What makes the French believe that a stable, democratic regime
could quickly emerge from this chaos? The French attitude to
popular sovereignty is part of the answer: Put power quickly in the
hands of the people (or, rather, the people you happen to like) and
all will be well. Under this view, political institutions matter
less than strong national leadership. The assumption is that
liberal government can function without a vibrant democratic
culture. As a French official recently put it: "You have to send a
political signal that Iraqis represent the sovereignty of their
That may sound soothingly egalitarian, but under the French
timetable it could easily mean a return to Baathist rule or the
functional equivalent: domination by Arab Sunnis, Saddam's power
base. Many of them would like nothing more than to hijack a
constitutional convention and terrorize opponents in an election
contest. The French plan might achieve "stability," but at the
price of strangling Iraq's infant democracy in its crib.
So far, George Bush and Tony Blair have taken a different view.
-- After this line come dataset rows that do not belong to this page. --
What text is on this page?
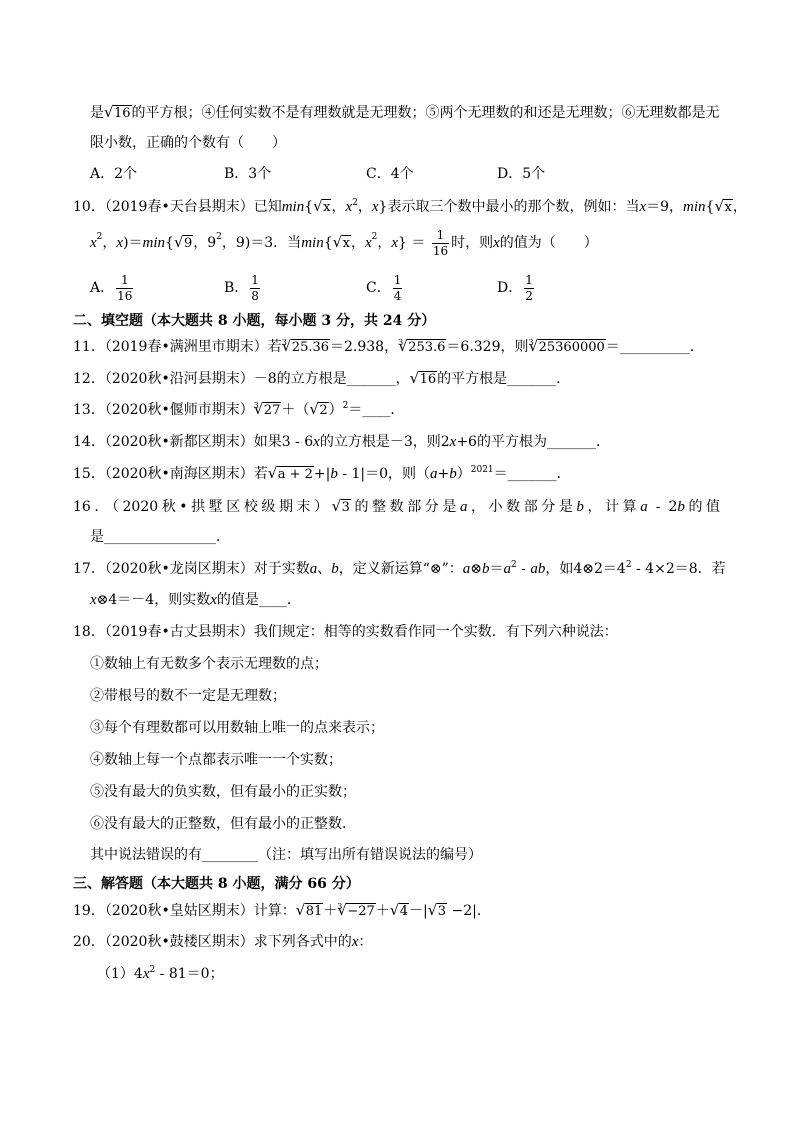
是 √ 16的平方根；④任何实数不是有理数就是无理数；⑤两个无理数的和还是无理数；⑥无理数都是无
限小数，正确的个数有（　　）
A．2个	B．3个	C．4个	D．5个
10．（2019春•天台县期末）已知min{ √ x，$x^2$，x}表示取三个数中最小的那个数，例如：当x＝9，min{ √ x，
x 2 ， x )＝ min { √ 9 ，9 2 ，9)＝3．当 min { √ x ， x 2 ， x } ＝ $\frac{1}{16}$ 时，则 x 的值为（　　）
A． $\frac{1}{16}$	B． $\frac{1}{8}$	C． $\frac{1}{4}$	D． $\frac{1}{2}$
二、填空题（本大题共 8 小题，每小题 3 分，共 24 分）
11．（2019春•满洲里市期末）若$^3$ √ 25.36＝2.938，$^3$ √ 253.6＝6.329，则$^3$ √ 25360000＝__________．
12．（2020秋•沿河县期末）－8的立方根是_______， √ 16的平方根是_______．
13．（2020秋•偃师市期末）$^3$ √ 27＋（ √ 2）$^2$＝____．
14．（2020秋•新都区期末）如果3 - 6x的立方根是－3，则2x+6的平方根为_______．
15．（2020秋•南海区期末）若 √ a + 2+|b - 1|＝0，则$(a+b)^{2021}=\_\_\_\_\_\_\_$．
16．（2020秋•拱墅区校级期末） √ 3的整数部分是a，小数部分是b，计算a - 2b的值
是________________．
17．（2020秋•龙岗区期末）对于实数a、b，定义新运算“⊗”：$a\otimes b=a^2$ - ab，如$4\otimes 2=4^2 - 4\times 2=8$．若
x⊗4＝－4，则实数x的值是____．
18．（2019春•古丈县期末）我们规定：相等的实数看作同一个实数．有下列六种说法：
①数轴上有无数多个表示无理数的点；
②带根号的数不一定是无理数；
③每个有理数都可以用数轴上唯一的点来表示；
④数轴上每一个点都表示唯一一个实数；
⑤没有最大的负实数，但有最小的正实数；
⑥没有最大的正整数，但有最小的正整数．
其中说法错误的有________（注：填写出所有错误说法的编号）
三、解答题（本大题共 8 小题，满分 66 分）
19．（2020秋•皇姑区期末）计算： √ 81＋$^3$ √ −27＋ √ 4－| √ 3 −2|．
20．（2020秋•鼓楼区期末）求下列各式中的x：
$(1)4x^2 - 81=0$；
They've made the adoption of a homegrown constitution a crucial
objective in post-war Iraq. "We will help the Iraqi people to find
the benefits and assume the duties of self-government," President
Bush said earlier this year. "The form of those institutions will
arise from Iraq's own culture and its own choices." This demands a
patient process of civic education -- and debate -- that can't be
done on the cheap. America and Great Britain understand, based on
their shared political-religious heritage, that liberty requires a
civic and legal culture that respects basic human rights: freedom
of speech, freedom of religion, equality under the law. The genius
of Anglo-American democracy is that it recognizes the tragedy of
human nature, with its bent toward self-aggrandizement. Limited
government, the separation of powers, checks and balances,
representative democracy -- all pay tribute to the Judeo-Christian
doctrine of original sin.
France began its own path toward democracy by explicitly rejecting
this view. Unlike the American Founding or England's Glorious
Revolution, the French experience exulted in humanistic ideals
about man's potential. The immediate result was the orgy of the
guillotine, followed by a cynical regard for religious values and
institutions. "We will strangle the last king," cried the
revolutionaries, "with the guts of the last priest."
French nation-building assumes the values of secularism, with all
its rosy assumptions and real politik. It seems an especially
clumsy strategy in countries such as Iraq, in which the utter
blackness of human nature held sway for so long -- and threatens to
return. For all their noisy humanitarianism, secularists tend to
have a deaf ear to the religious sentiments that animate most
people in nations around the world.
The French agenda for Iraq calls to mind Edmund Burke's critique of
France's first experiment in self-government, circa 1790: "The
fresh ruins of France, which shock our feelings wherever we can
turn our eyes, are not the devastation of civil war; they are the
sad but instructive monuments of rash and ignorant counsel in a
time of profound peace." At this moment of relative peace in Iraq,
America and Britain would do well to reject this latest round of
rash and ignorant counsel from Paris.